ETF Wrap: Revolut welcomes ETFs to big fintech

Revolut’s new ETF platform and a pared-back ban on inducements made headlines this week

Jamie Gordon

ETF Wrap

Fintech giant Revolut announced a partnership with Berlin-based Upvest to offer its app users the ability to trade 158 ETFs in just the latest sign that digital distribution is driving retail uptake of the wrapper in Europe.

Customers of Revolut Securities Europe UAB will be able to trade fractional shares of ETFs at volumes as low as €1, with the offering available to all users in the European Economic Area (EEA).

The ‘stocks’ segment of the fintech’s app will allow retail investors to perform either one, three, five or 10 free trades per month depending on their Revolut membership plan, with additional trades carrying a fee starting at 0.25%. The app also carries an annual custody fee of 0.12%.

The move marks the latest venture into ETFs for Revolut chairman and former Aberdeen Asset Management CEO Martin Gilbert.

Having told attendees of ETF Stream’s ETF Ecosystem Unwrapped 2021 event that not moving into ETFs was the biggest regret of his time at the helm of abrdn. Shortly after, venture investor AssetCo, which Gilbert chairs, bought a majority stake in thematic ETF issuer Rize ETF.

As a leading disruptor in banking, Revolut’s new ETF platform is a significant moment. Its app is offering trading – as opposed to wealth management or other investment opportunities – which may be a model of customer flexibility and fee gathering others may choose to follow.

Also, the fact it chose to begin its offering with ETFs, with plans for single stock trading set to follow, is both a vote of confidence for the wrapper and its recognition by cutting edge fintech players. It will also bring new retail awareness of ETFs in Europe, which currently lags far behind the US.

Revolut’s move is just the latest in the digital distribution story for ETFs so far this year. ETF savings plans have been front and centre, with the likes of Bux, Scalable Capital and Trade Republic all expanding the reach of their offerings while more established names such as Vanguard, M&G Wealth and Hargreaves Lansdown have all increased access to ETFs via new platforms and products.

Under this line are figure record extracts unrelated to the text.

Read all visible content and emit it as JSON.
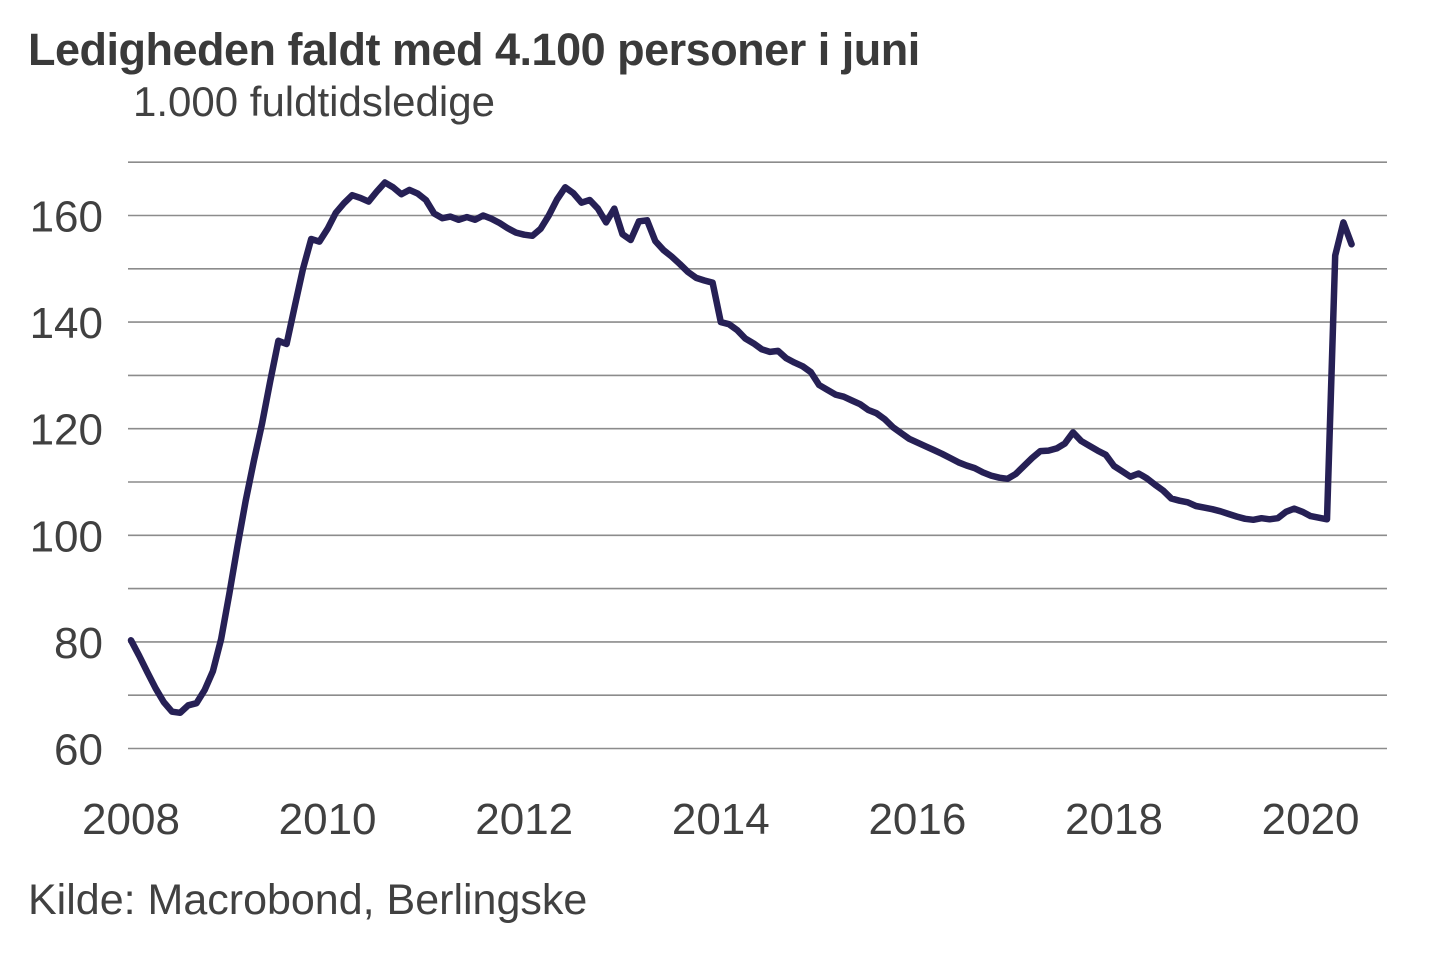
{
  "chart_data": {
    "type": "line",
    "title": "Ledigheden faldt med 4.100 personer i juni",
    "subtitle": "1.000 fuldtidsledige",
    "source": "Kilde: Macrobond, Berlingske",
    "xlabel": "",
    "ylabel": "1.000 fuldtidsledige",
    "x_ticks": [
      2008,
      2010,
      2012,
      2014,
      2016,
      2018,
      2020
    ],
    "y_ticks": [
      60,
      80,
      100,
      120,
      140,
      160
    ],
    "ylim": [
      60,
      170
    ],
    "xlim": [
      2008.0,
      2020.9
    ],
    "gridline_step": 10,
    "grid": "horizontal-only",
    "legend_position": "none",
    "colors": {
      "line": "#262055",
      "gridline": "#8c8c8c",
      "text": "#404040",
      "title": "#3a3a3a",
      "background": "#ffffff"
    },
    "series": [
      {
        "name": "Fuldtidsledige (1.000 personer)",
        "start_year": 2008,
        "frequency": "monthly",
        "values": [
          80.3,
          77.4,
          74.3,
          71.3,
          68.7,
          66.9,
          66.7,
          68.1,
          68.5,
          71.0,
          74.5,
          80.5,
          89.0,
          98.0,
          106.5,
          114.0,
          121.0,
          129.0,
          136.5,
          135.9,
          143.0,
          150.0,
          155.6,
          155.1,
          157.5,
          160.5,
          162.3,
          163.8,
          163.3,
          162.6,
          164.5,
          166.2,
          165.3,
          164.0,
          164.8,
          164.1,
          162.9,
          160.4,
          159.5,
          159.8,
          159.2,
          159.7,
          159.2,
          160.0,
          159.4,
          158.6,
          157.6,
          156.8,
          156.4,
          156.2,
          157.5,
          160.0,
          163.0,
          165.3,
          164.2,
          162.4,
          162.9,
          161.3,
          158.7,
          161.3,
          156.5,
          155.4,
          158.9,
          159.1,
          155.2,
          153.5,
          152.3,
          150.9,
          149.4,
          148.3,
          147.8,
          147.4,
          140.0,
          139.6,
          138.5,
          136.9,
          136.0,
          134.9,
          134.4,
          134.6,
          133.2,
          132.4,
          131.7,
          130.6,
          128.2,
          127.3,
          126.4,
          126.0,
          125.3,
          124.6,
          123.5,
          122.9,
          121.8,
          120.3,
          119.2,
          118.1,
          117.4,
          116.7,
          116.0,
          115.3,
          114.5,
          113.7,
          113.1,
          112.6,
          111.8,
          111.2,
          110.8,
          110.6,
          111.5,
          113.0,
          114.5,
          115.8,
          115.9,
          116.3,
          117.2,
          119.3,
          117.7,
          116.8,
          115.9,
          115.1,
          113.0,
          112.0,
          111.0,
          111.6,
          110.7,
          109.5,
          108.4,
          106.9,
          106.5,
          106.2,
          105.5,
          105.2,
          104.9,
          104.5,
          104.0,
          103.5,
          103.1,
          102.9,
          103.2,
          103.0,
          103.2,
          104.4,
          105.0,
          104.4,
          103.6,
          103.3,
          103.0,
          152.5,
          158.7,
          154.6
        ]
      }
    ]
  }
}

The role of fintech in ETF distribution to retail is a story that deserves closer attention. JP Morgan’s challenger bank Chase UK has started incorporating Nutmeg – the robo-adviser it acquired in 2021 – into the ‘Save and Invest’ section of its app, offering customers access to the firm’s ETF-based model portfolios. Moves such as this and Revolut’s may only be the infancy of a long relationship.

Vested interests are hard to shift

In less optimistic news for prospective retail investors in ETFs, the European Commission’s ‘value for money’ rules look set to scale back its prior proposal of a blanket ban on inducements – or retrocession fees – for asset managers and banks.

Instead, the draft rules propose a ban covering only inducements on advice-free sales of products, meaning advisers can still earn a commission when selling certain products to their clients, even if the products with the inducement attached is not most appropriate for their clients’ needs.

Previously, European commissioner for financial services Mairead McGuiness said inducements were slowing the uptake of low-cost products such as ETFs.

Last month, McGuiness softened her stance and called for a ban on “execution-only transactions” during a speech in Stockholm.